The care of an architecturally listed church requires commitment, expertise and deep pockets. In return, parishioners forge a deep bond of affection with their place of worship
In the guise of an Etruscan temple, All Saints in the village of Hassop near the heart of the Derbyshire Peak District, stands amid rolling hills, grazing sheep and flowing streams. The church belongs to the era of picturesque vistas and reverence for the architecture of classical antiquity.
The builder was Francis Eyre, who belonged to a local family which was staunchly Catholic through penal times, at one time losing their family seat, Hassop Hall, and having to buy it back. In 1818, Francis paid for the building of this extraordinary chapel for local Catholics on a hillside just outside the gates. His instruction to the architect, Joseph Ireland, was to model the building on St Paul’s, Covent Garden, designed by Inigo Jones.

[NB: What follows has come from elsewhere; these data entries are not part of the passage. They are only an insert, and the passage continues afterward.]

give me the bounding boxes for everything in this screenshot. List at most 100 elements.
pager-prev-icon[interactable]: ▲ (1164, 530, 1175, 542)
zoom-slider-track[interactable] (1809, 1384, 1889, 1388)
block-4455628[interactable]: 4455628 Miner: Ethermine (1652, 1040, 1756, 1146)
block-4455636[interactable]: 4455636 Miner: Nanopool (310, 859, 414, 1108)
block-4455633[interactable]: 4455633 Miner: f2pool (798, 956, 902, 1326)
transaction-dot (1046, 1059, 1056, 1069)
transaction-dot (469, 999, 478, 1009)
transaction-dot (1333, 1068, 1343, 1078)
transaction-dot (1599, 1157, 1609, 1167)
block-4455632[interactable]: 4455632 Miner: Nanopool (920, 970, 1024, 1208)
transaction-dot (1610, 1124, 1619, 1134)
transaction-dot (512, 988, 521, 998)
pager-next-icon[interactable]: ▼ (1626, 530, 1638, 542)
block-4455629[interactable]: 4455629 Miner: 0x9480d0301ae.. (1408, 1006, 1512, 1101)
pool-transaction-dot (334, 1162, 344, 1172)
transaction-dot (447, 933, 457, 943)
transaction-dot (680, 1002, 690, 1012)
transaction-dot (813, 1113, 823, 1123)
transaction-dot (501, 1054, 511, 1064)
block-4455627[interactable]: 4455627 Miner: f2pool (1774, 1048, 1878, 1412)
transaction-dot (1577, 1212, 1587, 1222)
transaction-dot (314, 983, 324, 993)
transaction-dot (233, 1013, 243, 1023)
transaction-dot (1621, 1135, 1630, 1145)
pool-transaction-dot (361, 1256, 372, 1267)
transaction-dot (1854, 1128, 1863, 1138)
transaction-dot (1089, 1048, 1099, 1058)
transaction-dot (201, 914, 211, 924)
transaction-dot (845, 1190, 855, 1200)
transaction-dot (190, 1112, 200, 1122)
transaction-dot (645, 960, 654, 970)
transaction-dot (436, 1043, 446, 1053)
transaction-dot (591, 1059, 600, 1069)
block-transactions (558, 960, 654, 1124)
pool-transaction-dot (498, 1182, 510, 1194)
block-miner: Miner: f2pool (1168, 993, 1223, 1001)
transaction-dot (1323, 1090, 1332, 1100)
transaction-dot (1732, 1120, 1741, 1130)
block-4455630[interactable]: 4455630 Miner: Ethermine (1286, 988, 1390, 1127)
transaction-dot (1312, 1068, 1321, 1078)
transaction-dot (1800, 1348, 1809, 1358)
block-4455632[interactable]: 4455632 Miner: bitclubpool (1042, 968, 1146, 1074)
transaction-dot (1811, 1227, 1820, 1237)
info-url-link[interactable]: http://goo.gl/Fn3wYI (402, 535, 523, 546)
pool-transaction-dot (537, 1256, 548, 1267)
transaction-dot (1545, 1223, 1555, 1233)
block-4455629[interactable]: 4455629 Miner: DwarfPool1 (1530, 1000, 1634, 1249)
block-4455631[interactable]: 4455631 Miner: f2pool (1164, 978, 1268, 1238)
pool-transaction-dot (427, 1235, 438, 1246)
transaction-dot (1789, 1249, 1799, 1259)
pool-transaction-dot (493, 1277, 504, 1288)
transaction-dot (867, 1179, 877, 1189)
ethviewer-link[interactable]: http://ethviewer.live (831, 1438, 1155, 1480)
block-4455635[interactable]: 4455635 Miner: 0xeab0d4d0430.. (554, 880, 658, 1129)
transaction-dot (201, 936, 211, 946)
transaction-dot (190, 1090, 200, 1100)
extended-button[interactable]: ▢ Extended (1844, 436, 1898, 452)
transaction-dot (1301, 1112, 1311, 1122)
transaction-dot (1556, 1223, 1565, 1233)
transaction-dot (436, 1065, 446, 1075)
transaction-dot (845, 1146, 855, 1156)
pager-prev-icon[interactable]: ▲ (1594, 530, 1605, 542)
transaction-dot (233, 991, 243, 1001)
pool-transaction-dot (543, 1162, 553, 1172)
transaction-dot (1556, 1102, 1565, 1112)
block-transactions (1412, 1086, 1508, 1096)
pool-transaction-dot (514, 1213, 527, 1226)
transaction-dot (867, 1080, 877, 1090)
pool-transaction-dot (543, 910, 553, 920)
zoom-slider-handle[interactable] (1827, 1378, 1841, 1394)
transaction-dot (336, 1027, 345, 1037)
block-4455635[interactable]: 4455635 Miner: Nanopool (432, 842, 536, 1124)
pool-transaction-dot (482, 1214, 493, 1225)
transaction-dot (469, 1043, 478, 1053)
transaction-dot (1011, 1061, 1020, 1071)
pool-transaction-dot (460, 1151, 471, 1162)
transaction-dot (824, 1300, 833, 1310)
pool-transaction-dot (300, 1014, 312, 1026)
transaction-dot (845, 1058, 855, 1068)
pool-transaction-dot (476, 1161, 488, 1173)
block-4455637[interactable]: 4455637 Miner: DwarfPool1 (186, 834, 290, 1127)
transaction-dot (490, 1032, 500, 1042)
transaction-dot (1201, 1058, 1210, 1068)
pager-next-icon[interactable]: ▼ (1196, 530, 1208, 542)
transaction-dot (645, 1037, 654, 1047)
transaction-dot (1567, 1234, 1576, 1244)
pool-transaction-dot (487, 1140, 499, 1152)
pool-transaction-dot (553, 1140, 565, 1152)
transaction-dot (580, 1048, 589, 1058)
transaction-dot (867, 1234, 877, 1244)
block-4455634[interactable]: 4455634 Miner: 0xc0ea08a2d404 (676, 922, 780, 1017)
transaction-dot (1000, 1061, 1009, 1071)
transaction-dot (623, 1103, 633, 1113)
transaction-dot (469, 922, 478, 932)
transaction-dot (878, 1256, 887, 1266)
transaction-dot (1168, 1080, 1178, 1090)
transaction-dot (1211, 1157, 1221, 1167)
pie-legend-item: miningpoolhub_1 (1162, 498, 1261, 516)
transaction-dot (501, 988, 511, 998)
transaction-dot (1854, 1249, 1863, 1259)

Stone was quarried 14 miles away and brought by cart drawn by three sturdy horses, two of which wore themselves out and had to be replaced. We know this because of the detailed accounts kept by J.J. Scoles, Ireland’s young apprentice. Scoles served as clerk of works, and lived at Hassop Hall while All Saints was being built. He went on to become one of the most distinguished Catholic architects of the nineteenth century, with the Jesuits’ church at Farm Street, Mayfair, among the spectacular churches to his name.